La carta la firmaba la razón social «Trabb & Co.» y su contenido era muy sencillo. Decía que yo era un distinguido señor y me informaba de que la señora J. Gargery había muerto el lunes último, a las seis y veinte de la tarde, y que se me esperaba para concurrir al entierro el lunes siguiente a las tres de la tarde.

CAPITULO XXXV

Aquélla era la primera vez que se abría una tumba en el camino de mi vida, y fue extraordinario el efecto que ello me produjo. Día y noche me asaltaba el recuerdo de mi hermana, sentada en su sillón junto al fuego de la cocina. Y el pensar que subsistiese esta última sin mi hermana me resultaba de difícil comprensión. Así como en los últimos tiempos apenas o nunca pensé en ella, a la sazón tenía la extraña idea de que iba a verla por la calle, viniendo hacia mí, o que de pronto llamaria a la puerta. También en mi vivienda, con la cual jamás estuvo mi hermana asociada, parecía reinar la impresión de la muerte y la sugestión perpetua del sonido de su voz, o de alguna peculiaridad de su rostro o de su figura, como si aún viviese y me hubiera visitado allí con frecuencia.
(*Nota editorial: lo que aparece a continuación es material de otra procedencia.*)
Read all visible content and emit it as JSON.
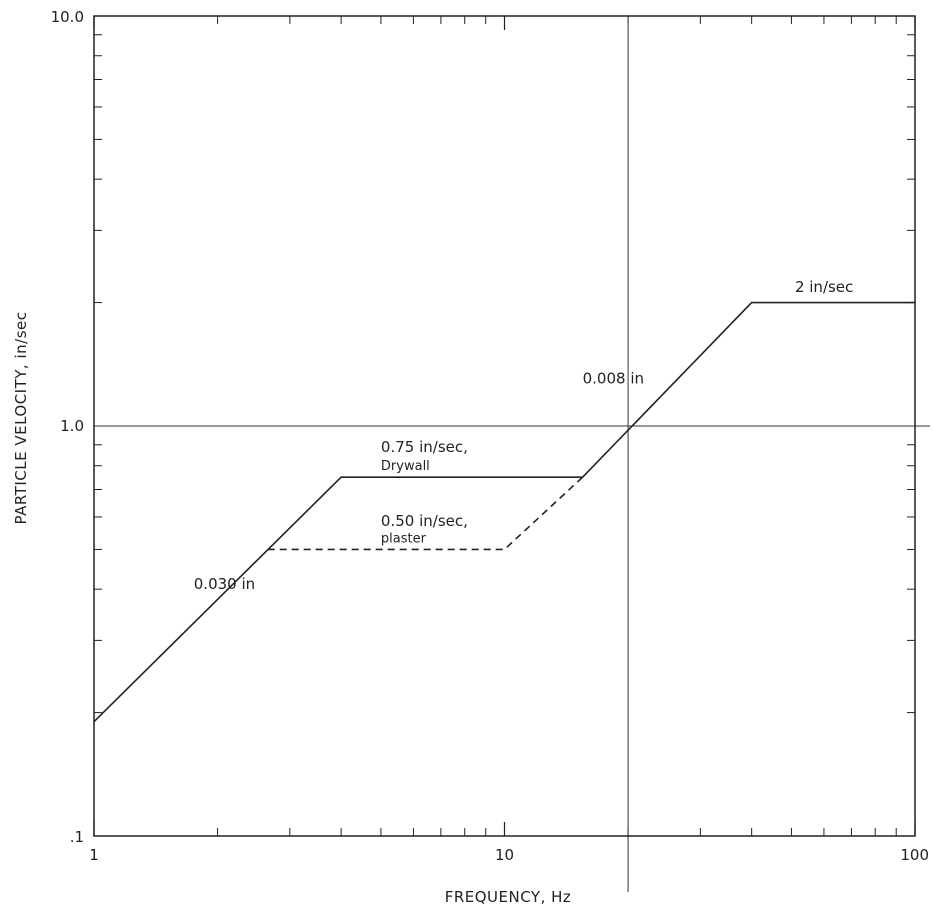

Cualesquiera que hubieran podido ser mis esperanzas y mi fortuna, es dudoso que yo recordase a mi hermana con mucha ternura. Pero supongo que siempre puede existir cierto pesar aunque el cariño no sea grande. Bajo su influencia (y quizás ocupando el lugar de un sentimiento más tierno), sentí violenta indignación contra el criminal por cuya causa sufrió tanto aquella pobre mujer, y sin duda alguna, de haber tenido pruebas suficientes, hubiera perseguido vengativamente hasta el último extremo a Orlick o a cualquier otro.

Después de escribir a Joe para ofrecerle mis consuelos, y asegurándole que no dejaría de asistir al entierro, pasé aquellos días intermedios en el curioso estado mental que ya he descrito. Salí temprano por la mañana y me detuve en
El Jabalí Azul.
con tiempo más que suficiente para dirigirme a la fragua.

Otra vez corría el verano, y el tiempo era muy agradable mientras fui, paseando, hacia la fragua. Entonces recordé con la mayor precisión la época en que no era mas que un niño indefenso y mi hermana no me mimaba ciertamente. Pero lo recordé con mayor suavidad, que incluso hizo más llevadero el mismo recuerdo de «Tickler». Entonces el aroma de las habas y del trébol insinuaba en mi corazón que llegaría el día en que sería agradable para mi memoria que otros, al pasear a la luz del sol, se sintieran algo emocionados al pensar en mí.